M9500のパーチカルツイン35センチ・ウーハー4発と劇場用46センチ・ウーハー2発の音質が一致していないのだ。
ベースやバスドラに顕著に表れていて、鼓膜が刺激されてしまう。
色に例えると、46センチは「オレンジ系のだいだい色」、35センチは「赤色エレジー」になっている。
それぞれの音質には特に不満が無いので、困ったものなのだが、これが気になってしまうところに病根の深さが垣間見えるのだ。

全体の音質の土台ともいえる低域なので、繋がり模様によっては35センチの切れあるスピード感が突出してしまうきらいがある。
思えば、35センチの−側ケーブルにベルデンのビンテージ撚り線をあてがい、切れ込みある低域を狙っていたのだった。
+側の1.25ミリの裸銅線にペパー・ファイバー巻きケーブルとの相性は決して悪くないのだが、この際、−側にもこのケーブルを使用してみることにした。

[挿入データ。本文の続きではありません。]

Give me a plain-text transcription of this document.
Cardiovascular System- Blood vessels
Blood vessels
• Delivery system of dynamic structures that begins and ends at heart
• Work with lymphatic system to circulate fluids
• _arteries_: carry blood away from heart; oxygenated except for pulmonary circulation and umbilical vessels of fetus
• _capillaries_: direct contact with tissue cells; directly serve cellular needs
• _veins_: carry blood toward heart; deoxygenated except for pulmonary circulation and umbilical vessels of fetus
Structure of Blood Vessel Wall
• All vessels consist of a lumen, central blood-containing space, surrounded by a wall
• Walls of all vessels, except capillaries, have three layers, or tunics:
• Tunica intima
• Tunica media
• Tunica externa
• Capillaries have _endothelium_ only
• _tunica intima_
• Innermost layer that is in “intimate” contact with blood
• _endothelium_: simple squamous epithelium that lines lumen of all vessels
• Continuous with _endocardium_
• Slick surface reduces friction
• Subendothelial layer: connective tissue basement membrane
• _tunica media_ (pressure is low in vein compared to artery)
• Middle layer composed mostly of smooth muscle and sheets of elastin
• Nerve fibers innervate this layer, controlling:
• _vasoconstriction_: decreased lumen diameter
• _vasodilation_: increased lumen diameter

46センチには、+・−ともにウェスタンの16AWG撚り線を使用していて、これは外せない。ウェスタンの程良い特徴である、高域・低域を伸ばし過ぎなく、かといって出しゃばることもなく落ち付いた質感は、捨てがたいものなのだ。
同じ線材を使用すればよいのでは、と言うと、問題はそう簡単ではない。
スピーカーケーブルの接続端子からスピーカーボックス内のケーブルが同じではなく、46センチは極太の撚り線であるのに対し、35センチはウェスタンの22AWG単線になっている。
パワー・アンプもモノラル・マッキントッシュは同じなのだが、出力や音質は同一にはならない。
こういったところに足を踏み入れてしまうと、抜けだすのに始末が負えないのだろうが、やってみなければ解らないことをやり続けるのは、道楽の本望だろうとのポリシーで、自己を奮い立たせているのが見える。
結果がすべてなのだ。
35センチに+・−同ケーブルの結線を終えて、最初に出てきた音を聞いて愕然としてしまった。
切れのあるスピード感は、このケーブルの所為だったのか、と。
しかしながら、これまでの経験則から、暫くすると音が変わってくるものだ。しかも新しいバージン・ケーブルなのだからなおさらだ。
小一時間もすると、あろうことか、なんと!、同色系になってきたではないか。
低域の切れとスピード感は減退したものの、調和する低域の音域全体に及ぼす影響は計り知れないものがある。
道は開けた。
これで、狙っていた「ビンセント・ゴッホの星月夜」のような音質が現実のものとなった。